Nahid

Film : Nahid (2014)

Réalisateur : Ida Panahandeh

Acteurs : Sareh Bayat (Nahid), Pejman Bazeghi (Masoud), Navid Mohammadzadeh (Ahamd), Milad HasanPour (Amir Reza)

Durée : 01:44:00


Il y a quelque chose de résolument neuf dans ce film qui est le premier, d’une femme, en Iran. En s’intéressant à la situation des mères seules dans un pays de tradition musulmane en phase de « modernisation », la réalisatrice choisit le sujet parfait pour s’assurer le soutien et l’admiration de l’occident dans son « combat ».

L’œuvre est belle, et très simple. Il s’agit d’un cinéma naturaliste, qui décrit une classe sociale, et développe un thème au gré d’un drame très académique : la quête d’une héroïne. Ici, il s’agit pour cette femme d’un milieu très modeste, qui peine à payer le logement et les études de son enfant, d’épouser l’homme qu’elle aime en conservant la garde de son fils. Et l’on félicite le réalisme et la crédibilité du métrage qui repose essentiellement sur le jeu des acteurs (l’héroïne bien sûr, Sareh Bayat, mais aussi son compagnon, Pejman Bazeghi : magnifique, qui force une identification à tous les hommes) et l’écriture des dialogues qui, justement, ne semblent pas très écrits. On croirait que la réalisatrice joue beaucoup sur la liberté des acteurs. En revanche, par pure convenance au genre du « drame social » le parti-pris photographique d’une image très désaturée — elle semble brut, non étalonnée — fait trop cliché ! Le film est tourné avec soin, et tout le matériel nécessaire : les images sont nettes, la caméra est toujours bien placée, mais ce bémol de couleur est de trop, comme si le film nous criait sa pauvreté, voulait s’excuser d’être moche, alors qu’il le fait exprès.

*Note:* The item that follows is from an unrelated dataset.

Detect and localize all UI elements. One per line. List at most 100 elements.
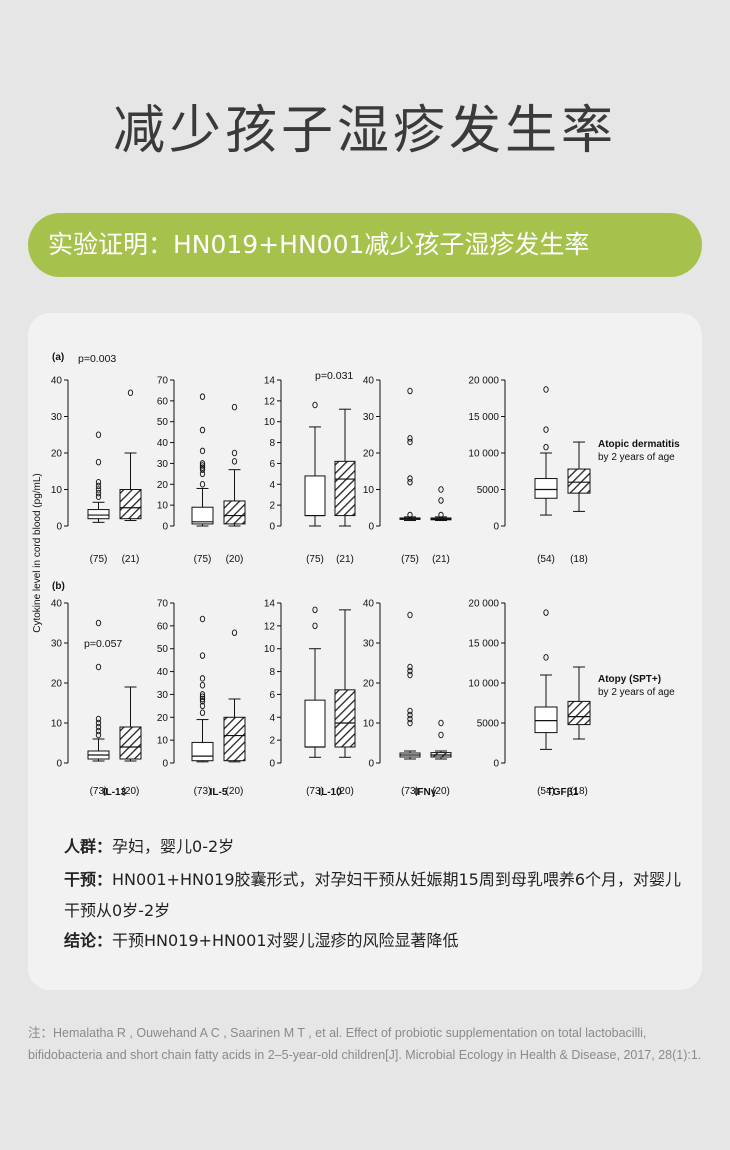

L’autre souci est bien plus gênant à aborder. En effet, dans son dossier de presse, Ida Panahandeh se gargarise de l’occidentalisation de la société iranienne, et se dit fière de défendre cette cause — en particulier dans le droit des femmes. Certes, l’abandon de traditions iniques doit être une fierté pour toute société, et même si l’Iran n’est pas le pire parmi ses voisins — disons même que c’est un pays très civilisé qui par certains endroits devrait aussi inspirer l’occident — on peut se réjouir de tout progrès. Seulement… pourquoi l’occident devrait-il être pris en exemple ? N’y a-t-il pas d’autres voies ? Le personnage de Nahid découvre les affres du divorce, de la famille recomposée… tout cela à cause de l’individualisme et du consumérisme grandissant dans la société qui l’entoure. L’hospitalité, et la zakât (aumône, troisième pilier de l’Islam) ont laissé place à des loyers extorqués aux mères seuls. Le creuset culturel et social des écoles coraniques est remplacé par des professeurs distants qui ne connaissent plus les familles qu’ils instruisent et sont contraints par le système d’exiger le paiement des factures avant de transmettre le savoir.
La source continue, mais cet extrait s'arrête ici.